Do not look sadly at days gone by
days below days like a river running under the stars
Do not listen to the blues
or speak often with priests
Do not think the rich women enrolled in the college of nightfall
will always smell the same way

Everytime the tree works the leaves dream

Everytime I carve the dead wing my name
in the dark lamp of the outhouse
I said everytime I cut my name
in the old wood rotten as a tugboat
I know I am always with you

Everytime the schoolboy’s bad moon
dowses blood from the virgin’s stone thighs
I know I am handsome and young and drunk
eternal as a weed

It will not smell the same
Everytime I open a bottle of wine
and see a snake doctor under my bed
I know there is something coming and eternal
like taking off a white coat over the body of the dead

Poets have done this before
Poets have made love and gathered at the cheap joints
they’ve cut their fingers toasting one another’s death

Poets have made love
and remained thick
they’ve gotten cold feet at the crucial moments
when left alone with the students with sad eyes

Do not die in the wintertime
for there is no okra or sailboats

It will not smell the same
that twig of blood or the chiffonier

Do not listen to hunting dogs in autumn
or tie yellow flies for the small lips of desperate friends

Poets have done this before
and they’ve wandered off alone and unheard of
to bury the caul of their own stillborn

Like a voice the odor has changed

Dust under the hooves of a horse
running side by side with the fog
a book in the hands of a fool

Cheese and fish and spinsters
are the body of the poet
for the poet does not eat black bread
he gives it to the poor

Everytime a mare throws a foal in an exile’s country
I know I am with you
a gun in the hand of a fool

The poet forgets in remembrance of you
he is the lunatic’s left hand man
on Sundays the acolyte of the moon
he is night following other nights
the eyes of the blind
the stranger your wife leaves with
when you’re still talking with your youth
stowed away on the ship of death
and it will not smell the same

Everytime I see a young man
tuck his knife back in his vest
I want to say forget it and drink

–by Frank Stanford

You can find this poem in Stanford’s collection — What About This: Collected Poems of Frank Stanford.

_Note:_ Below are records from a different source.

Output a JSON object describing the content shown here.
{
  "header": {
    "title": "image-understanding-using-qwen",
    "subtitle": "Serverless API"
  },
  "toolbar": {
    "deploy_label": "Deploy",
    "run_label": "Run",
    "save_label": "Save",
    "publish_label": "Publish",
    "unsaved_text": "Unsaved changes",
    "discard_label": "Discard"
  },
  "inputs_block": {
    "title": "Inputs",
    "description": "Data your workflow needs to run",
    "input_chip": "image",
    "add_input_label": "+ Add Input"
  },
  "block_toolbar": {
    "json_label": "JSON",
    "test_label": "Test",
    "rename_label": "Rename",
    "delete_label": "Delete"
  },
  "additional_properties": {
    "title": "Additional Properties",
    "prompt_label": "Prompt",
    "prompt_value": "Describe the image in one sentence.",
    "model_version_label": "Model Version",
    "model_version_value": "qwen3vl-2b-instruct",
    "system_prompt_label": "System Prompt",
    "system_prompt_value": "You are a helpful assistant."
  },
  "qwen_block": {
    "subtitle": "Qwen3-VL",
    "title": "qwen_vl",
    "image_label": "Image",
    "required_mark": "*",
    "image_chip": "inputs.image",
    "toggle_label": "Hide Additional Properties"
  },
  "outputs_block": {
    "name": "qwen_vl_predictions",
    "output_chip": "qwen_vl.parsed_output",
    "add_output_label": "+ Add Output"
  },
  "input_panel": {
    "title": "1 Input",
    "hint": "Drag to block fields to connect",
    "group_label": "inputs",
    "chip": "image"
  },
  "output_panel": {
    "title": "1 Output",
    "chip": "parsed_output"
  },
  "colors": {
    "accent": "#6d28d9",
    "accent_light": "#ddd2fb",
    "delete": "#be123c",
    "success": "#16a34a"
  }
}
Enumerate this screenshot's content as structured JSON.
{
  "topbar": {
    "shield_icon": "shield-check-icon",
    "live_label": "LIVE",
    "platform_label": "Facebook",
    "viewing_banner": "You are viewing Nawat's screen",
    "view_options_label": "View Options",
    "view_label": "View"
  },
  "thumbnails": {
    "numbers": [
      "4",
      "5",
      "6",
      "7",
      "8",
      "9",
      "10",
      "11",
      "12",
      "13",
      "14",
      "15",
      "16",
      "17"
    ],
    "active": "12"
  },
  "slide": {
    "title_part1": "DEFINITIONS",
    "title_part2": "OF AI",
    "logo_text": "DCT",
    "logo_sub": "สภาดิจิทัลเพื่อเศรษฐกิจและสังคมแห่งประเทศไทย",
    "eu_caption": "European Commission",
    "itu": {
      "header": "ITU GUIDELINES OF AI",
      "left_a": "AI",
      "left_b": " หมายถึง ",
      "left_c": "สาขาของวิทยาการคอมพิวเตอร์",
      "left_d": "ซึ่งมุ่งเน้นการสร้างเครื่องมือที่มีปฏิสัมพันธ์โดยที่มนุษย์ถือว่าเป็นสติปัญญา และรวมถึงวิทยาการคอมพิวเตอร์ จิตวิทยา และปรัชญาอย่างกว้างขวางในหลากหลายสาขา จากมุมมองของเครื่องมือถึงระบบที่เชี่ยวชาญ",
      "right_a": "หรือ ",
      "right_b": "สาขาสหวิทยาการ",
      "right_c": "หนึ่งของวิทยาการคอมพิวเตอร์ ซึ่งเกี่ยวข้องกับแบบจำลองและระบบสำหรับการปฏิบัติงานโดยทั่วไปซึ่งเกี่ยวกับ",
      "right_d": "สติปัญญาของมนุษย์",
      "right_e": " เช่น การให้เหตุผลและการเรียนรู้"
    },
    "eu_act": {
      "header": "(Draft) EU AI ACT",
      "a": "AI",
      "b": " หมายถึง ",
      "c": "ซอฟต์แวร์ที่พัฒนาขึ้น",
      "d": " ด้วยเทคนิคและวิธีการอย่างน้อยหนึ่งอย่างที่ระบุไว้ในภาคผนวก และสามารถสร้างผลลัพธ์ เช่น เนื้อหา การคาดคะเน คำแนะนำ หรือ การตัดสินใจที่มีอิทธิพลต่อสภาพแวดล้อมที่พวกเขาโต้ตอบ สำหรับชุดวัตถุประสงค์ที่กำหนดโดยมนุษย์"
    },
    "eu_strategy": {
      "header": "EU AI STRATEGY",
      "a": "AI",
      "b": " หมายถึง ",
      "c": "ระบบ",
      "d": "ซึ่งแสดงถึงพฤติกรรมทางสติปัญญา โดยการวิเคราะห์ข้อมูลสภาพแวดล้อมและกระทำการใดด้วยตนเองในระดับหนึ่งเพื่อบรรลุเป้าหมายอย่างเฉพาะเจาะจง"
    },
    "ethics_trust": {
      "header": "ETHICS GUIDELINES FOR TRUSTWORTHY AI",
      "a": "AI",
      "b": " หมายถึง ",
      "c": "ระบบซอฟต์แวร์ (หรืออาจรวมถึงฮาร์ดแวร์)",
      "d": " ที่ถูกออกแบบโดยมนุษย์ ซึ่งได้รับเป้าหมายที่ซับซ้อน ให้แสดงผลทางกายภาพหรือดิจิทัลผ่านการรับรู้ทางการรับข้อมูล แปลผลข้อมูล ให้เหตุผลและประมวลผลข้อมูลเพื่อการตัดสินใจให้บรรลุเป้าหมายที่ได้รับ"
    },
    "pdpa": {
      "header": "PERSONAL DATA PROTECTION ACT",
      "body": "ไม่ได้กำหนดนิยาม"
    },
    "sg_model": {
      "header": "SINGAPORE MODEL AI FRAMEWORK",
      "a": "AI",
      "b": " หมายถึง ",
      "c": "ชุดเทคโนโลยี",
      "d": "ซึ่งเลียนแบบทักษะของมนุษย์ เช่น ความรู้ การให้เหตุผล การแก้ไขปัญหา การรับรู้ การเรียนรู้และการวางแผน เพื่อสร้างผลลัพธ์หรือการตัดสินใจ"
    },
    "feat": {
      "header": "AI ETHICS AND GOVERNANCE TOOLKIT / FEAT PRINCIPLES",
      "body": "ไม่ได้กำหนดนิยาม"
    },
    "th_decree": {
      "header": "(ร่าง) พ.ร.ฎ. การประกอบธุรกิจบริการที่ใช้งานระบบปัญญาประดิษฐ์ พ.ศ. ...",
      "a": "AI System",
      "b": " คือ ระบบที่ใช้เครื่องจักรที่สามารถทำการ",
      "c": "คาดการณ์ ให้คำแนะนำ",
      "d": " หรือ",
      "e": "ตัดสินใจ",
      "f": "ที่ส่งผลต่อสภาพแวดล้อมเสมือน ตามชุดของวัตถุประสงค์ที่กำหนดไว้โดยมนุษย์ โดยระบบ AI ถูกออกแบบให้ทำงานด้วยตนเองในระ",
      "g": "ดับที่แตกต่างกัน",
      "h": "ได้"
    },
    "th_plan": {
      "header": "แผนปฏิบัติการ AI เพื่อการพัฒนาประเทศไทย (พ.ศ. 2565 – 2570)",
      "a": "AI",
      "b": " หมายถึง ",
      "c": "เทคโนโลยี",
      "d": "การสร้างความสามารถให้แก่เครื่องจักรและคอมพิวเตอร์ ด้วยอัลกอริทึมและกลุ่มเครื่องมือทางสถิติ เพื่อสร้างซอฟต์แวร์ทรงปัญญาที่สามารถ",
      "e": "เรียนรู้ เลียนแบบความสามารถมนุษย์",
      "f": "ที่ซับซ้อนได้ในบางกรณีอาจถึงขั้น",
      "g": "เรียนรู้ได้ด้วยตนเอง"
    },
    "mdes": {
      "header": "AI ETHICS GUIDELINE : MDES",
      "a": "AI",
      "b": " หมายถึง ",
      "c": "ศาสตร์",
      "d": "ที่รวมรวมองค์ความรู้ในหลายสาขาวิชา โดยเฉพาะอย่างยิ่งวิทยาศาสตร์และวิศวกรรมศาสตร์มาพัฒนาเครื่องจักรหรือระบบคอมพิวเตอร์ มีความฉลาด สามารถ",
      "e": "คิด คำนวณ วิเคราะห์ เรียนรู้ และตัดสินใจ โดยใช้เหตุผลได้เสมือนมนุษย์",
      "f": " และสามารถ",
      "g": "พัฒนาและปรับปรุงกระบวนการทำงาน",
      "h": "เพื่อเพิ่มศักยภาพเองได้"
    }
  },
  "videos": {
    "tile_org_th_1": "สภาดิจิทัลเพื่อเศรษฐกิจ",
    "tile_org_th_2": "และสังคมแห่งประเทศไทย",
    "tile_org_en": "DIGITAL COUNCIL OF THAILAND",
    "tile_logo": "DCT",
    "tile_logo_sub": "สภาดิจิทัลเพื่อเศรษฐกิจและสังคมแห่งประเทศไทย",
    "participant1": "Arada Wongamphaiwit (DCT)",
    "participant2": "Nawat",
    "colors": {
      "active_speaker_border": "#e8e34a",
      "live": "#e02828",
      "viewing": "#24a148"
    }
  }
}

From Longreads: Frank Stanford’s short life was a study in contradictions: his childhood was divided between the privilege of an upper-crust Memphis family and summers deep in the Mississippi Delta; he was a backwoods outsider who maintained correspondence with poets ranging from Thomas Lux to Allen Ginsberg; and posthumously, he is both little-known and a cult figure in American letters. He was a “swamprat Rimbaud,” “one of the great voices of death,” and “sensitive, death-haunted, surreal, carnal, dirt-flecked and deeply Southern.” He shot himself in 1978, just shy of his 30th birthday.